# UKAPS fantasy football



## Nelson (21 Jul 2009)

come on all you football supporters and fans.lets see how much you know about football  .
free to do http://rocknrollfootball.fantasyleague. ... Index.aspx

once you've registered and picked your team click enter private league.then enter UKAPS,pin=145.


----------



## Dolly Sprint 16v (21 Jul 2009)

nelson said:
			
		

> come on all you football supporters and fans.lets see how much you know about football  .
> free to do http://rocknrollfootball.fantasyleague. ... Index.aspx
> 
> once you've registered and picked your team click enter private league.then enter UKAPS,pin=145.




Me teams not there - Accrington Stanley   

Regards
Paul.


----------



## Nick16 (21 Jul 2009)

good shout! im in  !!!!!

also it muffed up on my team name so i have emailed them. it returned to the default


----------



## GreenNeedle (21 Jul 2009)

Flyfisherman said:
			
		

> Me teams not there - Accrington Stanley



You stole my line 

'If Saints aren't in it I ain't boverring. Ya get me '

AC


----------



## Jase (22 Jul 2009)

Count me in Neil   

You can make two teams...


----------



## aaronnorth (22 Jul 2009)

> good shout! im in !!!!!
> 
> also it muffed up on my team name so i have emailed them. it returned to the default



me too


----------



## Nick16 (22 Jul 2009)

i only have the one team, its easier. 

so how come the managers are free?? they normally cost as much as the players!!!!


----------



## Jase (22 Jul 2009)

Nick16 said:
			
		

> i only have the one team, its easier.
> 
> so how come the managers are free?? they normally cost as much as the players!!!!



I'll  just get rid of the worst of the two as we get into the swing of things then


----------



## Nelson (22 Jul 2009)

> by Flyfisherman Â» Tue Jul 21, 2009 8:42 pm
> 
> nelson wrote:
> come on all you football supporters and fans.lets see how much you know about football .
> ...


paul...that brings back memories  .



paul and andy...you can both name your teams what ever you want and get all the players you wished played for them 
nick,jase and aaron now in  .


----------



## LondonDragon (23 Jul 2009)

Speaking of football I have working on my predictions league site again this year as a request from a few people, so when its ready I will publish the link here too, I am not a faw of fantasy football but just of guessing the right scores of the real games.


----------



## Nelson (26 Jul 2009)

come on  .there must be more football fans on here.


----------



## LondonDragon (26 Jul 2009)

nelson said:
			
		

> come on  .there must be more football fans on here.

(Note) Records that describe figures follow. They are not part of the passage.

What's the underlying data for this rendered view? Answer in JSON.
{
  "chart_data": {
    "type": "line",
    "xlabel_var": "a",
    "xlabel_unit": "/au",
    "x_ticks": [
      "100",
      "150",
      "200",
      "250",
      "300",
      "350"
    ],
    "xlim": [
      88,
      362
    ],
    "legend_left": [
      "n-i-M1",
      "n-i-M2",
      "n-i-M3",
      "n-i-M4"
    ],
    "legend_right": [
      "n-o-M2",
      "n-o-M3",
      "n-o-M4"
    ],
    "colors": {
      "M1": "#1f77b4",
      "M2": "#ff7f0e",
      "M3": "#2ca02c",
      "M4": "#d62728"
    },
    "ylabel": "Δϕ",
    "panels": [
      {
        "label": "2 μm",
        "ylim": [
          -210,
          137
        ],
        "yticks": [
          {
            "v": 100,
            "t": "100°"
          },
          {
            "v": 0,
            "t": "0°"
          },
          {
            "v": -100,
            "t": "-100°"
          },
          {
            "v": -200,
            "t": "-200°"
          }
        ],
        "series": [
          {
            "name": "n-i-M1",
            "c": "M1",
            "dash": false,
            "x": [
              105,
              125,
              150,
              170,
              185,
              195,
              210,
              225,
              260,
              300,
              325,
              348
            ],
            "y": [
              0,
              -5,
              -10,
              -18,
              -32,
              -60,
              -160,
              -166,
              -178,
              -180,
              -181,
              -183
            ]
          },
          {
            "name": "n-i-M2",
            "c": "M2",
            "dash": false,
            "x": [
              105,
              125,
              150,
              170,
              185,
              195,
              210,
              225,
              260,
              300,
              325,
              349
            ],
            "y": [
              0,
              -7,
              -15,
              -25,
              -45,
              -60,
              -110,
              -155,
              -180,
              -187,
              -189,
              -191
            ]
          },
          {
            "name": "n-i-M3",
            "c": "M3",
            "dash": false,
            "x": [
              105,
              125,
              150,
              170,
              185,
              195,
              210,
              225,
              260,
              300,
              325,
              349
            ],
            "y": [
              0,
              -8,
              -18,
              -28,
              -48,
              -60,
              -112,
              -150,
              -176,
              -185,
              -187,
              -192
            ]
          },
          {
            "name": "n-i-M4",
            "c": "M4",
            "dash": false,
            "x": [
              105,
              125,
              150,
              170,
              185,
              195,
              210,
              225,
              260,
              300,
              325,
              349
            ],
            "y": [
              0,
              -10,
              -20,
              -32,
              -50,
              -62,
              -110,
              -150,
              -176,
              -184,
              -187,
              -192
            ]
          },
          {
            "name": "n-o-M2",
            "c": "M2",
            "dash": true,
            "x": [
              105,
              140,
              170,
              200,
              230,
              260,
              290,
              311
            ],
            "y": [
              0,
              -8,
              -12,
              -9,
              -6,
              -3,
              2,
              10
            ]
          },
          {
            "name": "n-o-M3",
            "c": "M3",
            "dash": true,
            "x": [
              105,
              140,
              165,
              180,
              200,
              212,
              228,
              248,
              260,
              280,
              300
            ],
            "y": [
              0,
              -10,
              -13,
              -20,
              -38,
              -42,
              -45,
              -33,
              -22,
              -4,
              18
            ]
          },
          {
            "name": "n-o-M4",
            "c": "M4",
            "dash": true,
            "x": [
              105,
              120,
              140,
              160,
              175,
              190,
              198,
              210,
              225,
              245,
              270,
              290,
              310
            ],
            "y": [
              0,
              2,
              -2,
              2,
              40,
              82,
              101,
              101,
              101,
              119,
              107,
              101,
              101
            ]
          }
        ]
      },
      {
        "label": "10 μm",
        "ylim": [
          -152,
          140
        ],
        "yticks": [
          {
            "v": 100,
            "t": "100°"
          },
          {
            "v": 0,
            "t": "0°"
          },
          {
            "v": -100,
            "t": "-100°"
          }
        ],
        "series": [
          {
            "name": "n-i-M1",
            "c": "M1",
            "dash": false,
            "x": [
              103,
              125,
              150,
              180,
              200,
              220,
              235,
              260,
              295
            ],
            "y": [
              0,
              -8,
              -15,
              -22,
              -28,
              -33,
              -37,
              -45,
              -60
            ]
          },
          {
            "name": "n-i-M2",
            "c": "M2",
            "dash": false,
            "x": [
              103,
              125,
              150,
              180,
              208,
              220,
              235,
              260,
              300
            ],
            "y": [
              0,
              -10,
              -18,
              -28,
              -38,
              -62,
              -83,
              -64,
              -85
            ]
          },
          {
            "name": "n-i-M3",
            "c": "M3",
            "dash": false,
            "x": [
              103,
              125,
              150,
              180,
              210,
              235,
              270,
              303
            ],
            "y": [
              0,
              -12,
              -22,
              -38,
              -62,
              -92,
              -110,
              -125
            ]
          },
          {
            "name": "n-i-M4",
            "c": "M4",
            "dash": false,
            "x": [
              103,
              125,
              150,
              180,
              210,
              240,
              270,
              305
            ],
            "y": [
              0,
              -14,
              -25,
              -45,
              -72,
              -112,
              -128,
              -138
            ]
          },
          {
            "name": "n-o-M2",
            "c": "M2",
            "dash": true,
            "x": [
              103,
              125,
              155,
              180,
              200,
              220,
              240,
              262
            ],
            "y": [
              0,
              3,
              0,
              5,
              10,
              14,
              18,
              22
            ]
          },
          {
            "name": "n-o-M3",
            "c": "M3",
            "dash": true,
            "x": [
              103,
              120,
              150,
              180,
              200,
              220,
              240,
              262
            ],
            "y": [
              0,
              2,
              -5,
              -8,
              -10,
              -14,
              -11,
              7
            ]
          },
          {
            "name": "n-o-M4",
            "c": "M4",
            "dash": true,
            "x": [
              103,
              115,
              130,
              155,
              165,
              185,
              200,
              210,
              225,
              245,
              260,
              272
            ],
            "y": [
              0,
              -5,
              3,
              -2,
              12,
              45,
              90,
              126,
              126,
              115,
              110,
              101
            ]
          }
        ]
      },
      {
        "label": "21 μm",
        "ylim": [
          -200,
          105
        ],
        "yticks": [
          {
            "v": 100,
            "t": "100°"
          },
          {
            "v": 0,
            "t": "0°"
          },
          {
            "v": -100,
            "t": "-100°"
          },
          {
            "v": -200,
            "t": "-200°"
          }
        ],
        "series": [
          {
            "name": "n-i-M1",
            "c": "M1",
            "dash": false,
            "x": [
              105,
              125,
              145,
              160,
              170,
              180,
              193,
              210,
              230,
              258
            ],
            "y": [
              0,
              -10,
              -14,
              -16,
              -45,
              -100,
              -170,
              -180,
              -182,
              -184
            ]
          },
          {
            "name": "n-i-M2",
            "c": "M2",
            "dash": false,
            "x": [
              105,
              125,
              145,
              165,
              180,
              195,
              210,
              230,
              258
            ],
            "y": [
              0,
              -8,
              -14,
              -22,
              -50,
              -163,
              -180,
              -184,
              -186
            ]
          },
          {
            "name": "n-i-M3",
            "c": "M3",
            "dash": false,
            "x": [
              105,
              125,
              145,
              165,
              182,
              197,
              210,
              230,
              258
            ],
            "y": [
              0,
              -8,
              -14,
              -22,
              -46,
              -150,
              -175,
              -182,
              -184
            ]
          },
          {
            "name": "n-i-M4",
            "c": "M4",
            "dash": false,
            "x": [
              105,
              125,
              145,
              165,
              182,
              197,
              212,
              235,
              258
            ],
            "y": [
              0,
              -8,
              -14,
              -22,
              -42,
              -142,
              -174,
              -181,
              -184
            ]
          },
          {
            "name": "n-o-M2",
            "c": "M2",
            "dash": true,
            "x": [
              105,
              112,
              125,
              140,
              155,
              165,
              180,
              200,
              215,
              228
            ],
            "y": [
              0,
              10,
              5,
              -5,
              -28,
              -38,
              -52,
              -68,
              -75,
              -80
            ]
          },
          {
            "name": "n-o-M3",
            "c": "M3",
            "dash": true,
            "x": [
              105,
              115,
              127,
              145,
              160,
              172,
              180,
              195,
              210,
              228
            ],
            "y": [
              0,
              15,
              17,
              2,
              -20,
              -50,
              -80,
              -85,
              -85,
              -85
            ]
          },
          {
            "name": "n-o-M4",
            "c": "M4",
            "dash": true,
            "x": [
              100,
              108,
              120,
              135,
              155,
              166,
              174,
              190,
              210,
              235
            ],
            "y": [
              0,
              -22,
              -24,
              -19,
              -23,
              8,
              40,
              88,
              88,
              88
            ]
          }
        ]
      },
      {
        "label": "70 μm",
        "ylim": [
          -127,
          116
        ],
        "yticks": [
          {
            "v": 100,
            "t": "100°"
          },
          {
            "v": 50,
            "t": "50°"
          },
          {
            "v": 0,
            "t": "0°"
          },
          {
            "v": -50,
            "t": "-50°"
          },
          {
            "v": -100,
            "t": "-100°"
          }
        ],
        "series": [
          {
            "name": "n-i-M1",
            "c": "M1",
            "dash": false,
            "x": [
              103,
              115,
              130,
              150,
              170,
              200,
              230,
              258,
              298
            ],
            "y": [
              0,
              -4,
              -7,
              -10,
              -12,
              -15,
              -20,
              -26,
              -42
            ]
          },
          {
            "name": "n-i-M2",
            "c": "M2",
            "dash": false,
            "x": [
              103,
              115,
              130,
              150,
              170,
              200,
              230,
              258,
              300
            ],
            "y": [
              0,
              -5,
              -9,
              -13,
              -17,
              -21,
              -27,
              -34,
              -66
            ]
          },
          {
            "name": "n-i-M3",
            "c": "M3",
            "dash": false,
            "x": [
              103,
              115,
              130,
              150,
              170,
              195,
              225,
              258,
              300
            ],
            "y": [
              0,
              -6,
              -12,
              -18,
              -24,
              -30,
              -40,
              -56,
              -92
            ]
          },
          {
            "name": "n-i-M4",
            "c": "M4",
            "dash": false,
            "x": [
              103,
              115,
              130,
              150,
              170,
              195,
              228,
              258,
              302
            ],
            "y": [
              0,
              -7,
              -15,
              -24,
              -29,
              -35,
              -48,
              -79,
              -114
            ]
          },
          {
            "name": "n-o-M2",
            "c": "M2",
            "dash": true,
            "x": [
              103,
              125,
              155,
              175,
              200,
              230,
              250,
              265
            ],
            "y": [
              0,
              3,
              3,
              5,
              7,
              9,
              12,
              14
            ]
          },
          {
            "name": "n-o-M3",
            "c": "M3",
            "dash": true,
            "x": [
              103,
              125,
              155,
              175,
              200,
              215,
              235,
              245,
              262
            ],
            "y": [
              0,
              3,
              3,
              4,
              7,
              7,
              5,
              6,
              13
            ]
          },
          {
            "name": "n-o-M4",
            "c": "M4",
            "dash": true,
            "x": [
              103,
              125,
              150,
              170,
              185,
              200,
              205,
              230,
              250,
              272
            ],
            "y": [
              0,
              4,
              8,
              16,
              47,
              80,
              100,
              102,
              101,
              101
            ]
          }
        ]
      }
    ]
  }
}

Yep I am one, just not keen on fantasy football  have a look at my new site  www.predictscores.net


----------



## Superman (26 Jul 2009)

I've done the telegraph one through work, if anyone's out there, I could join their league.


----------



## Nelson (4 Aug 2009)

not long now .

still time to have a go.

nick and aaron..you can change team names now  .


----------



## Jase (25 Aug 2009)

Both of my teams are bottom in the first week   I used to be good at this Fantasy Footy malarky


----------



## Nick16 (25 Aug 2009)

bring it on boys,


----------



## Nelson (26 Aug 2009)

its a marathon,not a sprint  .the season has only just started  .


----------